Although the evidence is limited, some studies have demonstrated the safe and effective use of naltrexone in treating patients with compulsive behaviors. In some cases, the efficacy of naltrexone correlated to a dose-dependent response where an increase in dose ameliorated worsening compulsive behaviors. Other data have suggested that naltrexone may be a useful augmentation agent for compulsive symptoms.
The efficacy of naltrexone in the treatment of compulsive disorders has been described in the literature with results similar to the outcome of this case. In a case report of a 3-year-old child with developmental delays and self-injurious behavior, symptoms of head banging, slapping his ears repetitively, and biting his arms improved with naltrexone therapy.12 The child was initiated on naltrexone 12.5 mg by mouth daily and increased to 25 mg by mouth daily. Over the course of 1 month, the self-injurious behavior gradually improved. However, the dose was increased to a maximum of 37.5 mg by mouth daily when symptoms began to worsen; this resulted in symptom resolution.12 The improvement in symptoms occurred once the naltrexone dose increased, which may suggest that naltrexone's effectiveness is dose dependent.
Naltrexone was shown to have a dose-dependent effect in the case report presented here. The increase in dose resulted in improvements in the patient's symptoms within 48 hours. After further review, the patient's symptoms returned, and another dose increase was warranted. In spite of the dose increase the patient continued to present with compulsive behaviors, although they occurred less frequently. The results of this case report were similar to the available evidence summarized in Tables 1 and 2.

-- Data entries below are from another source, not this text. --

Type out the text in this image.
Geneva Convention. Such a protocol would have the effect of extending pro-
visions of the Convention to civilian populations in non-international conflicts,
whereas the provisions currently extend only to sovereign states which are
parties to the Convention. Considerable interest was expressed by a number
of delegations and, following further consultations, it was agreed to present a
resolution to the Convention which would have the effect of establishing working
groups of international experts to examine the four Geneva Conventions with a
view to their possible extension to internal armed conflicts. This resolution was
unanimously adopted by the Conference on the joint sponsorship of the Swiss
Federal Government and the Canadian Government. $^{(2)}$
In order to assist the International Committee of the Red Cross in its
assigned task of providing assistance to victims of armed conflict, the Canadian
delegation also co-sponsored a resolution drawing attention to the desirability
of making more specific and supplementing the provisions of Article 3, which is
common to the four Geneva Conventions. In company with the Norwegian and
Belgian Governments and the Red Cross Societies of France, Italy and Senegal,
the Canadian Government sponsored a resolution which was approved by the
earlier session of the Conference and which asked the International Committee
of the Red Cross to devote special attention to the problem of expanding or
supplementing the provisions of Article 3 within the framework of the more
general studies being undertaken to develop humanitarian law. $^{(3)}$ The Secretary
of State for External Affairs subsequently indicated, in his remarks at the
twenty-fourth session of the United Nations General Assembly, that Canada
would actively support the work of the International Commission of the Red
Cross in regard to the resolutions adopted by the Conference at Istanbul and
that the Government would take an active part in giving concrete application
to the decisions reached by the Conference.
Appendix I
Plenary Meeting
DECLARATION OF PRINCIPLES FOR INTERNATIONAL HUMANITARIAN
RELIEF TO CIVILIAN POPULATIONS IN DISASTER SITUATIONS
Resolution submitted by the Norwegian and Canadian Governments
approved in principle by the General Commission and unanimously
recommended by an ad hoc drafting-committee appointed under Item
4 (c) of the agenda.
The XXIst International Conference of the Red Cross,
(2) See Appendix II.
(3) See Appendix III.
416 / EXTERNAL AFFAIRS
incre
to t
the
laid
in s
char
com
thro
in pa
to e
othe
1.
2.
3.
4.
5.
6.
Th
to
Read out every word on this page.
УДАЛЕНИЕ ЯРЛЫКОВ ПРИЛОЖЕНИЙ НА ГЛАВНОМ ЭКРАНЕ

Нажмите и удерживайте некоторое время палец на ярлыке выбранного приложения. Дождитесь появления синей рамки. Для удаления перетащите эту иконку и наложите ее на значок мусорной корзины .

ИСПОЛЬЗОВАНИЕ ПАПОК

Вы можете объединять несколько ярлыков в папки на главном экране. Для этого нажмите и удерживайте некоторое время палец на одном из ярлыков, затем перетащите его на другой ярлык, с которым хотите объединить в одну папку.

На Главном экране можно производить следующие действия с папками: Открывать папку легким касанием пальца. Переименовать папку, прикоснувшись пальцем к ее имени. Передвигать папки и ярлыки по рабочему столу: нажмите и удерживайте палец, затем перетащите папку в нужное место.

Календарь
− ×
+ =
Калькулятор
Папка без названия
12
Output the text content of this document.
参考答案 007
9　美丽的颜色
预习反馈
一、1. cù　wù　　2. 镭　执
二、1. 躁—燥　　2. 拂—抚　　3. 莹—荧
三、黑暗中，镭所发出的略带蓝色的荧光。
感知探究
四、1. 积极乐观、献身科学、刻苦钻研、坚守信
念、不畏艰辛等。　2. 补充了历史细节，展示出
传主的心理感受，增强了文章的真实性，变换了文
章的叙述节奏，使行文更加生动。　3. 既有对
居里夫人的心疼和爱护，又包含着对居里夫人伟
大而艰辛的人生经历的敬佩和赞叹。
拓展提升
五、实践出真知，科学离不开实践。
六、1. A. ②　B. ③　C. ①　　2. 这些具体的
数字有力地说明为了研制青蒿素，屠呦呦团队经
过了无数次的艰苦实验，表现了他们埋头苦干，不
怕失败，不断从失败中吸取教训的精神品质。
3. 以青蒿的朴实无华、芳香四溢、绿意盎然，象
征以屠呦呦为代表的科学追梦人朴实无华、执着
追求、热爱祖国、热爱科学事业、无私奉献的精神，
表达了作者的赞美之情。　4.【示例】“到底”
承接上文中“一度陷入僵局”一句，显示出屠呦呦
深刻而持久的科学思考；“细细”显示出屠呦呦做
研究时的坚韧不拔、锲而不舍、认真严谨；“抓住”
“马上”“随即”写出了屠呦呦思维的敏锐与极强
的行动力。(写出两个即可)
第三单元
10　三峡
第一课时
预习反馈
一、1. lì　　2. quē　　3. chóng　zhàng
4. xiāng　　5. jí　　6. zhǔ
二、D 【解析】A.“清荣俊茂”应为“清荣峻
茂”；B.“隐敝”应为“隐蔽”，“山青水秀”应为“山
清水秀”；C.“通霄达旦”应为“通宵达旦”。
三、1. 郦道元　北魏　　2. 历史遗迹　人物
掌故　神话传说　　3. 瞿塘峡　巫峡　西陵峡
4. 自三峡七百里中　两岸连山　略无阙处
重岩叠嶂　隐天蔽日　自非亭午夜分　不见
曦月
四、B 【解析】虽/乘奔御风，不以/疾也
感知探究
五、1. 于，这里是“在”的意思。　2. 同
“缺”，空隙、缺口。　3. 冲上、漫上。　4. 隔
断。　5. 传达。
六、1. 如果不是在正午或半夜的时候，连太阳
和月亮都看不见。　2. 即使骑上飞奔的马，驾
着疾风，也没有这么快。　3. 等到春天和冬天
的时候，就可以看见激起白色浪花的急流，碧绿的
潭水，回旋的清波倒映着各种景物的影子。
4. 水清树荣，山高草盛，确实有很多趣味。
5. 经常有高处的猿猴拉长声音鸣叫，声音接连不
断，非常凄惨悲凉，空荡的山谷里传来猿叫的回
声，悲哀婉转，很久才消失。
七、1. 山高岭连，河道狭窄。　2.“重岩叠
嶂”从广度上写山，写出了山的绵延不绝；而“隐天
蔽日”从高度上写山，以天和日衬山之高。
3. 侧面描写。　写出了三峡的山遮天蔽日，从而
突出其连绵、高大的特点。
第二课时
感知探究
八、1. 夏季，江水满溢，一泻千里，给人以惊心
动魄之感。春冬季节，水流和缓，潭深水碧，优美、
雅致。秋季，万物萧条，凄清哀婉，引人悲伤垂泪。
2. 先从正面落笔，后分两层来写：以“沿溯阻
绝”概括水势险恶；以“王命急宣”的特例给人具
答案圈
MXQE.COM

In this case report, a patient demonstrated a reduction in the frequency of his compulsive behaviors once naltrexone therapy was added to his psychiatric medications. The compulsions ceased for 2 months after a dosage increase, which indicates a possible dose-dependent relationship. Once the compulsive behaviors returned, another increase in the naltrexone dose did not provide additional benefit; consequently, naltrexone was discontinued. Higher doses of naltrexone may be warranted for controlling compulsive behaviors. The ideal candidate for naltrexone therapy would be a patient who has failed conventional pharmacologic therapy and continues to exhibit compulsive behaviors.
Disclosures: Authors of this article have nothing to disclose concerning possible financial or personal relationships with commercial entities that may have a direct or indirect interest in the subject matter of this presentation.